ACLU-TN Launches Initiative to Ensure Immigrants Understand Constitutional Rights
Webcenter Promotes Fair Treatment in the Justice System
FOR IMMEDIATE RELEASE
CONTACT: (212) 549-2666; email@example.com
NASHVILLE – In response to the Supreme Court’s recent decision on Arizona’s “show me your papers” law, the ACLU of Tennessee today launched an initiative to ensure that Tennessee’s immigrants understand their right to fair treatment in the justice system.
The centerpiece of this effort is the online “Immigrant Rights Resource Center,” with bilingual information on how to prepare for interactions with law enforcement. ACLU-TN is publicizing the center with the distribution of posters in Spanish and English to social service agencies, businesses and churches across the state.

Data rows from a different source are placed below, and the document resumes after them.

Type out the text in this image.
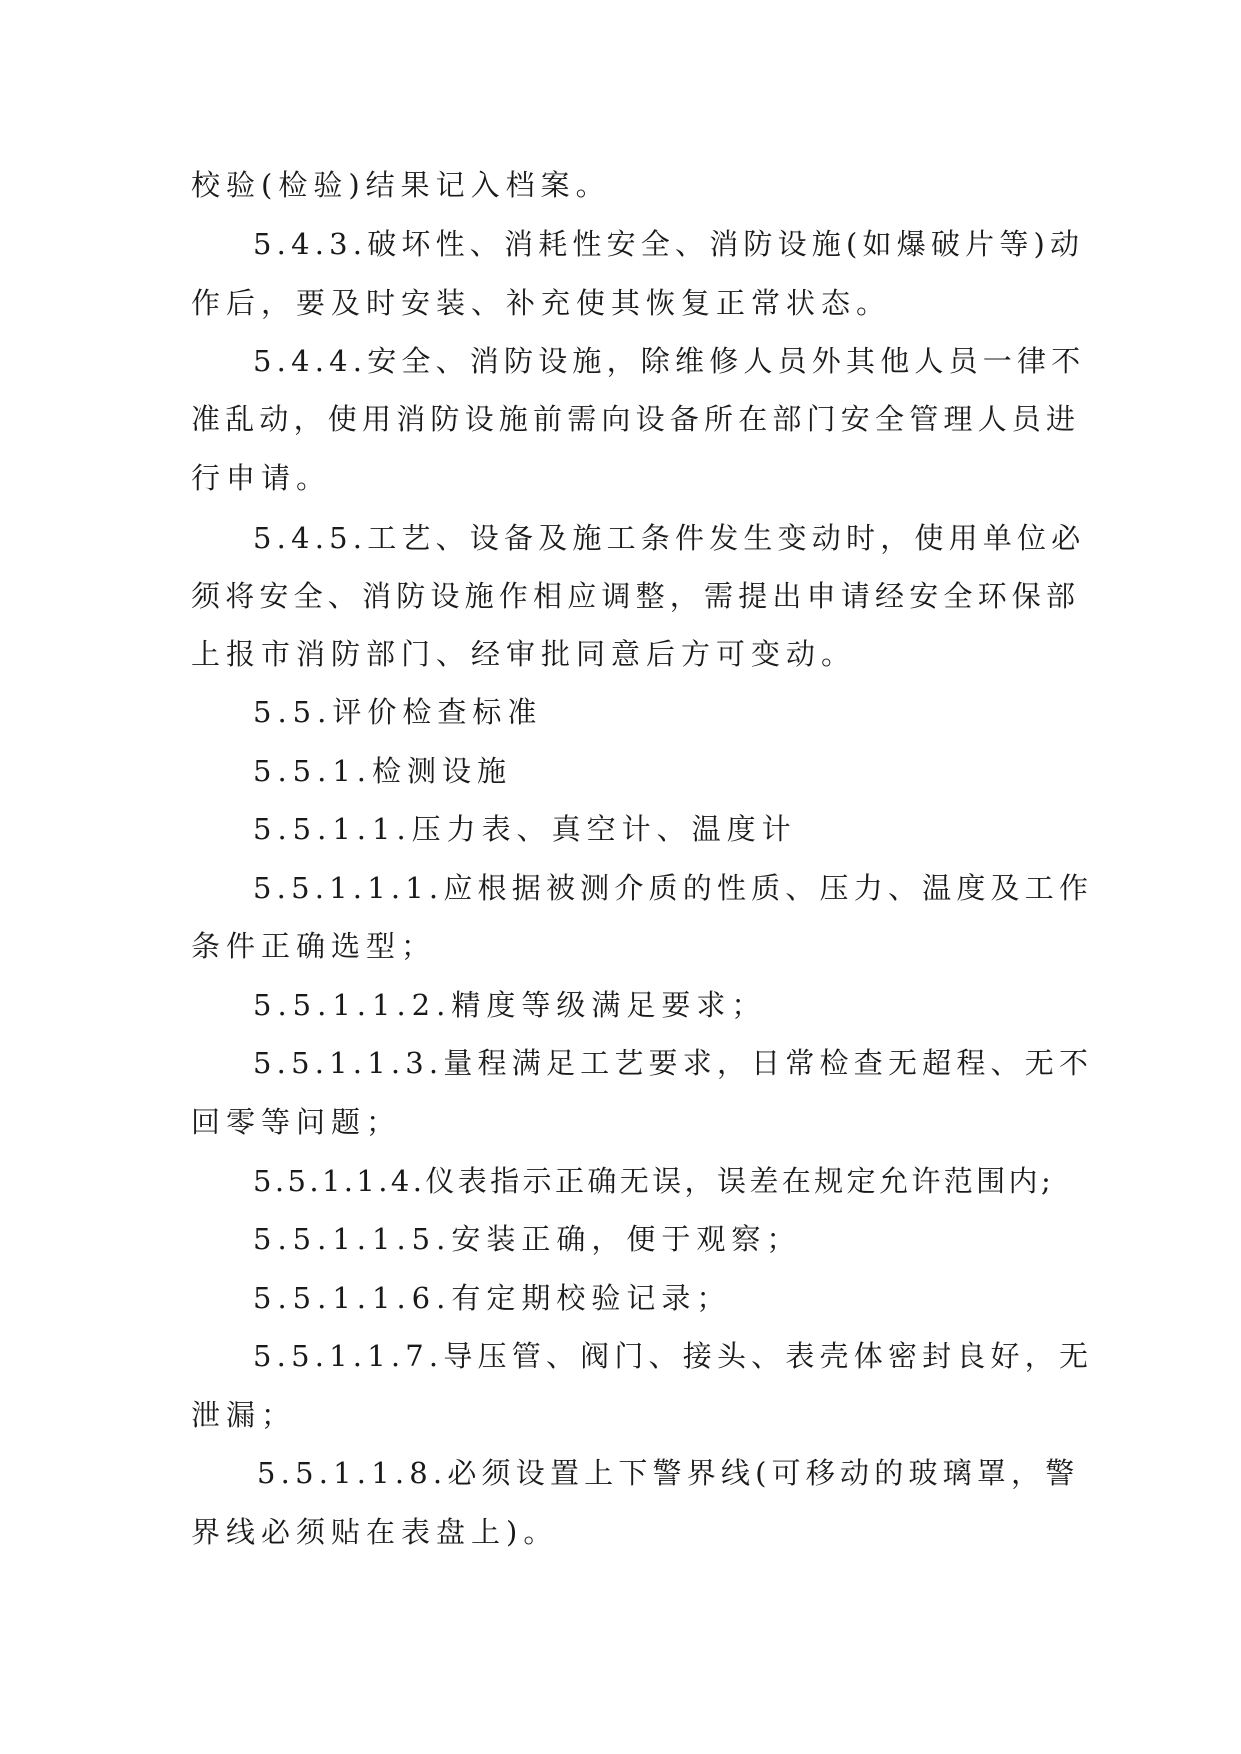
校验(检验)结果记入档案。
5.4.3.破坏性、消耗性安全、消防设施(如爆破片等)动
作后，要及时安装、补充使其恢复正常状态。
5.4.4.安全、消防设施，除维修人员外其他人员一律不
准乱动，使用消防设施前需向设备所在部门安全管理人员进
行申请。
5.4.5.工艺、设备及施工条件发生变动时，使用单位必
须将安全、消防设施作相应调整，需提出申请经安全环保部
上报市消防部门、经审批同意后方可变动。
5.5.评价检查标准
5.5.1.检测设施
5.5.1.1.压力表、真空计、温度计
5.5.1.1.1.应根据被测介质的性质、压力、温度及工作
条件正确选型；
5.5.1.1.2.精度等级满足要求；
5.5.1.1.3.量程满足工艺要求，日常检查无超程、无不
回零等问题；
5.5.1.1.4.仪表指示正确无误，误差在规定允许范围内;
5.5.1.1.5.安装正确，便于观察；
5.5.1.1.6.有定期校验记录；
5.5.1.1.7.导压管、阀门、接头、表壳体密封良好，无
泄漏；
5.5.1.1.8.必须设置上下警界线(可移动的玻璃罩，警
界线必须贴在表盘上)。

“The Constitution’s promise of fair treatment in the justice system applies to all people in this country, citizens and non-citizens alike,” said Hedy Weinberg, ACLU-TN Executive Director. “ACLU-TN’s online Immigrant Resource Center is designed to help people understand the justice system and the safeguards it offers.”
The constitutional guarantee of due process ensures that people are treated equally within the justice system. The U.S. is not supposed to be a country that detains people, sometimes for years, without access to lawyers or family. Unfortunately, this is what is happening to thousands of immigrants caught up in raids, transferred into detention centers, and pressured into signing removal orders without being able to consult with counsel or family.
The printable documents in the resource center provide information on how the justice system works, as well as an understanding of constitutional protections. They include information on obtaining visas in cases of domestic and workplace abuse or human trafficking, encounters with law enforcement, the detention system, safety planning and raids.